Harmonious Upcycling




This week I followed up my recent pattern tracing marathon with a bit of pattern cutting! I cut out three tops, and spent this week working on this one, the Harmony Blouse from Love Notions. 


This was a particularly thrifty sew; I am on the Love Notions fb page and watch for her weekly sales. A few weeks ago this blouse was on sale for $5, and since I've made & loved the Love Notions Margot Peplum top, I thought I'd give this one a go as well.

It's also a thrifty make because I used a thrift store April Cornell dress as my source material. I picked up this large and outdated style of dress over a year ago just because the fabric was so beautiful, and have been trying to find the perfect pattern for it. This top was just the right shape to take advantage of the dress fabric.


I started by cutting the skirt off just under the funny wiggly waistline, then cut the seams out so I had two rather trapezoidal chunks of fabric. I cut front and back from these pieces. Then I used the bodice pieces to cut the cap sleeve option.

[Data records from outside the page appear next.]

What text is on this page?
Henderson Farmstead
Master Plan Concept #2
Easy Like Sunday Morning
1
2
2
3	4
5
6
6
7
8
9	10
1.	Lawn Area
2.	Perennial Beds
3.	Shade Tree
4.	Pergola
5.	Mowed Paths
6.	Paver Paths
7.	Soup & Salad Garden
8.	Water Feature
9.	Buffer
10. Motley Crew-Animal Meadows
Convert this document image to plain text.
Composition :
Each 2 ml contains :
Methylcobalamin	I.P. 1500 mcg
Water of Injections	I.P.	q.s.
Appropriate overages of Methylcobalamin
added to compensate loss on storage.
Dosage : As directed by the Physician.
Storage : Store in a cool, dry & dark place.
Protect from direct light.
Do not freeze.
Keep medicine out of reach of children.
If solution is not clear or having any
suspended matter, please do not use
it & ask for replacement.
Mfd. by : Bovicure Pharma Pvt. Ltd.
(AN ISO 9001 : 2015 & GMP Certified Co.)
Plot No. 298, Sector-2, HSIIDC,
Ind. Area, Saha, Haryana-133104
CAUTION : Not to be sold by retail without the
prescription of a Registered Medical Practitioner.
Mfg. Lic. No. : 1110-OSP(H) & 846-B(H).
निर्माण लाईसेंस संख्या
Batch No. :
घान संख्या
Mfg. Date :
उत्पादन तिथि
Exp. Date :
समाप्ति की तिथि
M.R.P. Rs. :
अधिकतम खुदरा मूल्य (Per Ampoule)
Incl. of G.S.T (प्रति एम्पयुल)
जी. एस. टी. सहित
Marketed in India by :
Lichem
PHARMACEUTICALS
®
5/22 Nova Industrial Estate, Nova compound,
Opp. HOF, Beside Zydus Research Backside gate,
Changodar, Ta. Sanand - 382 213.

I could have used the short sleeve option (slightly longer) but there were double darts in the bodice, front and back, that I would have had in the sleeve hems so opted for the shorter length to make it easier.




I was even able to reuse the button back closure from the original dress as my new button back closure. I just picked out the stitches for the loop and button, and reattached them to my new top! I also used a 50¢ vintage packet of cream coloured nylon bias tape to finish the neckline. It's very lightweight and slightly silky, and worked perfectly.


Pattern alterations:

As for the pattern itself, I love it. It fits beautifully. I fall between the Med & Large on these patterns, so I traced it off between those lines at the neck to just below the bust where I graded out the large pattern line. I also traced a halfway line between M/L for the sleeves. It fits just right.



A touch windy here, thus the wrinkly bits - it does fall nicely in back usually!
Next time I'll take a touch out horizontally at the level of the back slit; I always seem to get a little bubble of excess on this style of top right at the upper back, which I'd forgotten from the last time I made something similar. And I'll probably make the back swoop a little less prominent; hi-lo isn't my favourite look and I didn't realize it would be quite so different -- perhaps I made a little boo boo while tracing, or it's just my shape. In any case, I will retrace the back bottom to be a much shallower curve next time around.



I really enjoyed the challenge of making this and it's been a comfy wear so far today! I recommend getting on to the mailing lists and/or FB pages of designers you like and waiting for sales or promotions, if you need to save money while sewing. It's a way to stretch the sewing budget. I also check thrift stores for fabric and reusable clothing often, and note when thrift stores are having sales or if there is a special senior's discount day we can take advantage of, or other options like that. It keeps me sewing and keeps my budget in line.